Dynamics vary across companies and sectors. For instance, the valuation gap appears particularly pronounced in software, which has accounted for a significant share of PE-backed deal activity over the past several years. Conversely, life sciences M&A has been a notable pocket of strength, as large pharmaceutical companies seek to buy startups working on innovative new medicines to replenish their drug pipelines ahead of significant patent expirations.

Why it matters: Exits are important not only for providing liquidity but also for signaling confidence in valuations and the underlying business model — two key considerations that have been on investors’ minds.

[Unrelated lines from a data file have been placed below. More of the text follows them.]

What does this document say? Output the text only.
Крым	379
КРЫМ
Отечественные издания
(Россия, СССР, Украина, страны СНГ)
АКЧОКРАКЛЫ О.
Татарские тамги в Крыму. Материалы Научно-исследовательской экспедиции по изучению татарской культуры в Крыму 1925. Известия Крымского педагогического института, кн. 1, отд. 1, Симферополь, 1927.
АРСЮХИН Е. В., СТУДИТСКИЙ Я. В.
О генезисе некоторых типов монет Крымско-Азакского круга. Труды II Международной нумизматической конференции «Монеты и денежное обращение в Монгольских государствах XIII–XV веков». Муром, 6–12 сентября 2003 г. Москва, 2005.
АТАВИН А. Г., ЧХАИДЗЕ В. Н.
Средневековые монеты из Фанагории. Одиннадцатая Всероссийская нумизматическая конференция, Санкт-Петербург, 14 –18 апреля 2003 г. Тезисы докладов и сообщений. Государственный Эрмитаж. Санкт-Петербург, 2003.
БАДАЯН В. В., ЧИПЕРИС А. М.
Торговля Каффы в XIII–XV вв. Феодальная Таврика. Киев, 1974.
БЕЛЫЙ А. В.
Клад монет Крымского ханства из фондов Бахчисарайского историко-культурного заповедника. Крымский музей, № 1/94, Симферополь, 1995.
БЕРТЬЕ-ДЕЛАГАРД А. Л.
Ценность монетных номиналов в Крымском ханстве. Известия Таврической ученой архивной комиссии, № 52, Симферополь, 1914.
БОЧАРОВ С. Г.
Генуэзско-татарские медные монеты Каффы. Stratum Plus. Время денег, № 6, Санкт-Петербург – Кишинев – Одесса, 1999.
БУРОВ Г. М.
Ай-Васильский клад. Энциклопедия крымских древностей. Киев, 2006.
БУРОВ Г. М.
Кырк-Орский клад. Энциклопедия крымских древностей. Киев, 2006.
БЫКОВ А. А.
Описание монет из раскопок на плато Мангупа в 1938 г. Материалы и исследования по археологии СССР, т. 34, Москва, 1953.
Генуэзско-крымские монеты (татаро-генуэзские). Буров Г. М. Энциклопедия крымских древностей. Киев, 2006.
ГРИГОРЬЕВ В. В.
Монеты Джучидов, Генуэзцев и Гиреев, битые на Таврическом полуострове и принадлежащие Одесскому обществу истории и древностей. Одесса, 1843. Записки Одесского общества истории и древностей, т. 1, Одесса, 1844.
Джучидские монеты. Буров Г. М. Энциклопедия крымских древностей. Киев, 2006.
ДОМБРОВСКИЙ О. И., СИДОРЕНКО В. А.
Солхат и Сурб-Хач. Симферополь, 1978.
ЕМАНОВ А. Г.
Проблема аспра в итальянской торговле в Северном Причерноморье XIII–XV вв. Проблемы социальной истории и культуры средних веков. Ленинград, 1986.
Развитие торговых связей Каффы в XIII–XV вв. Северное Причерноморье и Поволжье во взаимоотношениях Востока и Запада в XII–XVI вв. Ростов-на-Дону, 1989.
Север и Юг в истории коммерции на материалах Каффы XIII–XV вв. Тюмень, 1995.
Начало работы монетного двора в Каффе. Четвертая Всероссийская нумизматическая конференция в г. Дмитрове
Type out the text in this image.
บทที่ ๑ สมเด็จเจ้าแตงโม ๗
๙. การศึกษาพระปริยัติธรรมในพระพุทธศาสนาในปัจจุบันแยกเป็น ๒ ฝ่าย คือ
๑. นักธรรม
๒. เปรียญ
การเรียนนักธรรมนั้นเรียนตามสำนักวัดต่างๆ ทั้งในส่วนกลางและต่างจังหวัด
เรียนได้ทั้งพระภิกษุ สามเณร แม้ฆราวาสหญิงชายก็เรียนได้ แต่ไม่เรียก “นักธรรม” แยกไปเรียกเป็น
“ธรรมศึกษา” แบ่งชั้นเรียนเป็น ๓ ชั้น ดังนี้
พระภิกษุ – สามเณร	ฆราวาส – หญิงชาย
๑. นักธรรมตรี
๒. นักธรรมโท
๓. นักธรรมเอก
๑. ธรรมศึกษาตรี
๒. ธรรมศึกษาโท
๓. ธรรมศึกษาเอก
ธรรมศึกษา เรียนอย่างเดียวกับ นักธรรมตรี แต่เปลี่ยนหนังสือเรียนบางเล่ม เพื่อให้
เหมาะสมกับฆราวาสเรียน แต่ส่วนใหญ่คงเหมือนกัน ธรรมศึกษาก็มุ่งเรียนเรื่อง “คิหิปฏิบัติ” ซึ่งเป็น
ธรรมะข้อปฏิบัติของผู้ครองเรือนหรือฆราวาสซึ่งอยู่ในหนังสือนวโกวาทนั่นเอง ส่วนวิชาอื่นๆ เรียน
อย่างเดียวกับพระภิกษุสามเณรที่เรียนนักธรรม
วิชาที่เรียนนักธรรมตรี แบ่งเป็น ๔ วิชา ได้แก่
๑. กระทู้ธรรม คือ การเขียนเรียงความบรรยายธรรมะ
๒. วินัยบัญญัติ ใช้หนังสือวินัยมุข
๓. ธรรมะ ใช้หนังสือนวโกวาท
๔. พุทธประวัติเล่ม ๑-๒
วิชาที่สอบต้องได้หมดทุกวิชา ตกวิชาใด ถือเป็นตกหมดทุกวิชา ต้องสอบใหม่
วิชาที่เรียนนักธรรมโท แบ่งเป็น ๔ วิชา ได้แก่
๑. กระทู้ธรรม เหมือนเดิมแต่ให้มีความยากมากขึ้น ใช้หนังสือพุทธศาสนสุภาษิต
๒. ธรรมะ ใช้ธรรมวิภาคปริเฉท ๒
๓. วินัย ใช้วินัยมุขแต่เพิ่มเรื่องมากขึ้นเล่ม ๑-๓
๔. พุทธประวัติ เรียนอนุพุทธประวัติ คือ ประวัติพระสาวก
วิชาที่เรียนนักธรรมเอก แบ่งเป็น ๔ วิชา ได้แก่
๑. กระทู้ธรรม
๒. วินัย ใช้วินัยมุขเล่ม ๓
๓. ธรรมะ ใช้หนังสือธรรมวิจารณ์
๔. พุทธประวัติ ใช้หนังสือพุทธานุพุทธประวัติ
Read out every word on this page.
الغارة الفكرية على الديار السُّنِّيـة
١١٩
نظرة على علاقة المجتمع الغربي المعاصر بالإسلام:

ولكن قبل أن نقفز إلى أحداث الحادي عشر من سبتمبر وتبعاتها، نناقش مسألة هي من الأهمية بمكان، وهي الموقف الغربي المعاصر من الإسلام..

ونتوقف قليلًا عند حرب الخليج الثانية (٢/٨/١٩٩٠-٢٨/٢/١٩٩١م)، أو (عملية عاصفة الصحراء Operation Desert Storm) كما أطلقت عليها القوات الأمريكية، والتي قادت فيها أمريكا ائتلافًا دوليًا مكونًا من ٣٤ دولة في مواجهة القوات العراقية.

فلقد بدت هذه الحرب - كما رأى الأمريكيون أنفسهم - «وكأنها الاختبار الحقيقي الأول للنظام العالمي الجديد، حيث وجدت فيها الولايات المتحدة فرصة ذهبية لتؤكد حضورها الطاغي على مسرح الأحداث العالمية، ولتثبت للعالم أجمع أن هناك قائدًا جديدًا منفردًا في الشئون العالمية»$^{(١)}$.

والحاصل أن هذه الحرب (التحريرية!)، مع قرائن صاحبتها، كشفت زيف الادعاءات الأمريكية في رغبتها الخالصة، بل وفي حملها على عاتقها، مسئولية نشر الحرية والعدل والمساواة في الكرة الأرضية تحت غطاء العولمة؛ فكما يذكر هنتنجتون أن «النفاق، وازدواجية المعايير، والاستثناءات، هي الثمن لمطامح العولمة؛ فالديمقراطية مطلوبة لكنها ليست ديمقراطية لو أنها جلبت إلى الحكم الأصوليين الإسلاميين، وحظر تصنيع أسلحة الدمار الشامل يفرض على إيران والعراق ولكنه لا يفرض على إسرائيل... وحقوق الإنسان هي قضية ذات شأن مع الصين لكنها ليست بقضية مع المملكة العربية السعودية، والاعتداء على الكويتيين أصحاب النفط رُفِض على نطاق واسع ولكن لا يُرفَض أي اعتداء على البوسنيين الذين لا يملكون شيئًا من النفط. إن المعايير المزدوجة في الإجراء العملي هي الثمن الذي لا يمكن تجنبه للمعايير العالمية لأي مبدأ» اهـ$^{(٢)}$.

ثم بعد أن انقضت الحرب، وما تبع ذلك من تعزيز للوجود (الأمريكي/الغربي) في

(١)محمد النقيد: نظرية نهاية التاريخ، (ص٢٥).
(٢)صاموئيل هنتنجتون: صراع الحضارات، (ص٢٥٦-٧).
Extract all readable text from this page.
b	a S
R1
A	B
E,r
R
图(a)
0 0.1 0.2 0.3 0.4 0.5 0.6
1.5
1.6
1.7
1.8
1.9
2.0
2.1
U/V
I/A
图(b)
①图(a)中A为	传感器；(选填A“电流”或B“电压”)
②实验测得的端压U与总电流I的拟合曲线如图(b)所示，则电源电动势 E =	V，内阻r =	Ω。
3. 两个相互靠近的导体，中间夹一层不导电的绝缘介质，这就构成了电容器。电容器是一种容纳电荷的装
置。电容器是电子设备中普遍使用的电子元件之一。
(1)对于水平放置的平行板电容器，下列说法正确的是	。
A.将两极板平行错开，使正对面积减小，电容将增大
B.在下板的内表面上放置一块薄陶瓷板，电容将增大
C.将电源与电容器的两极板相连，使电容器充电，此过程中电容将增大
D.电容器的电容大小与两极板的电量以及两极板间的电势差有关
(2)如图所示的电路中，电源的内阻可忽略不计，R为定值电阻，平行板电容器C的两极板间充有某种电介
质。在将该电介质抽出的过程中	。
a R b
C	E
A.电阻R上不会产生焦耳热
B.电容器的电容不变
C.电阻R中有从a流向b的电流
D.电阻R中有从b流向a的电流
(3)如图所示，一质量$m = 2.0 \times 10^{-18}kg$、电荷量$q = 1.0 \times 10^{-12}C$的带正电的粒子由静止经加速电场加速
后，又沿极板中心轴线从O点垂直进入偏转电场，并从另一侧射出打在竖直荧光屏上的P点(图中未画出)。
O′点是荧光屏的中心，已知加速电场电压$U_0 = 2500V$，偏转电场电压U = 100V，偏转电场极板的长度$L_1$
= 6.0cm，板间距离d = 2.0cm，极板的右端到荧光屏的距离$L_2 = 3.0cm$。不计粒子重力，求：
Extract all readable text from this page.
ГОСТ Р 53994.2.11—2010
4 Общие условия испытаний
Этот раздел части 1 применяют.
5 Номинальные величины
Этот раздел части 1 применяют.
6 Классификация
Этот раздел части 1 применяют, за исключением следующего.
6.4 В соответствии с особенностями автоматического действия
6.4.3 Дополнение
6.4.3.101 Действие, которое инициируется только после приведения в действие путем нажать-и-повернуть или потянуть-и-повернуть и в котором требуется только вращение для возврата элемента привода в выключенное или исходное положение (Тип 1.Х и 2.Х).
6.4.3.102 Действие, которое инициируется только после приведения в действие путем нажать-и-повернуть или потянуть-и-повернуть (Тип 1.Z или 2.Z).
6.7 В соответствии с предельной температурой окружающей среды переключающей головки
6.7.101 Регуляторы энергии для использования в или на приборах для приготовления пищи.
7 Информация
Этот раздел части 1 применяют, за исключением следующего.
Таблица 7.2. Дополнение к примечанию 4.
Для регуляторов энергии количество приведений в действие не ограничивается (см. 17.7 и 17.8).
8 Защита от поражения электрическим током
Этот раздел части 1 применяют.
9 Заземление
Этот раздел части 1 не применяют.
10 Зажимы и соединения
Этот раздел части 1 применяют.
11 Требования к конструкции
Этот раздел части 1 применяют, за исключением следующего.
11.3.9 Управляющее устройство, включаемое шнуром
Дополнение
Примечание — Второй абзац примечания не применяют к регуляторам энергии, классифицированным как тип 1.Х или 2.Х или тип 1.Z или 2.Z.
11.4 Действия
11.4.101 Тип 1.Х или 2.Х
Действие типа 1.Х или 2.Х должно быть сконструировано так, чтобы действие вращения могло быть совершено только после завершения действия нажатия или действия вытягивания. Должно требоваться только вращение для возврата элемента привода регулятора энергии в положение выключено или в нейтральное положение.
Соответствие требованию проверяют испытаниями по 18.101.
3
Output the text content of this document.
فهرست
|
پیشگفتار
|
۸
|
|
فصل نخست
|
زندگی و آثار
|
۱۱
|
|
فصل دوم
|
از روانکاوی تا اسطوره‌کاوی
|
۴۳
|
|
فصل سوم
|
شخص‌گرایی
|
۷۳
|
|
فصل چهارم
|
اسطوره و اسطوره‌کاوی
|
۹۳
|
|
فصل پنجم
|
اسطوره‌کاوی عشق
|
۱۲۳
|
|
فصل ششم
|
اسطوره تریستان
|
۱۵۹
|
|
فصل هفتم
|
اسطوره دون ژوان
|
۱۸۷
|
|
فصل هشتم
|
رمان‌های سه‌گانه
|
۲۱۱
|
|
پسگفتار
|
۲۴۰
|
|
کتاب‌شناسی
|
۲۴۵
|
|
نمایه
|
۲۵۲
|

In buyouts, an improving transaction environment implies that some of the disconnect has been closing, but differences between companies are becoming more pronounced. High-quality companies are increasingly finding buyers and commanding attractive valuations. Lower-quality companies continue to face headwinds and will likely have to accept valuation adjustments in order to transact. Small- and middle-market companies tend to have more flexible and multidimensional exit possibilities, with less reliance on the IPO market. Conversely, companies with a more limited buyer universe rely more on IPOs for exits, implying sensitivity to shifting public market sentiment and potentially longer hold times. We believe these dynamics will drive greater performance dispersion across managers, illuminating the outcomes of decisions made in the last deployment cycle and offering insight into managers’ skill in navigating challenging markets.

New vintages present opportunities to deploy capital into attractive themes and at terms reflecting the changed market backdrop. Operational value creation (revenue growth, margin expansion) and well-defined exit strategies will become greater drivers of return, in our view, bringing manager skill into sharper focus.

In venture capital, the exit picture reflects the extent to which investor sentiment is concentrated in a select subset of companies, themes, and ideas. The industry is famously defined by “power-law” outcomes, wherein a small number of companies account for a disproportionate share of value creation. However, recent concentration is higher than longer-term trends. Companies that are tied to the dominant breakthrough technology of today, and that can maintain durable progress and momentum, enjoy strong investor demand. Others will need to reassess valuation expectations and future trajectories.

Bessemer’s private markets portfolios have exposure to several companies benefiting from the current IPO window, including recently listed companies Cerebras Systems and Fervo Energy, as well as 2026 IPO candidates SpaceX and Anthropic.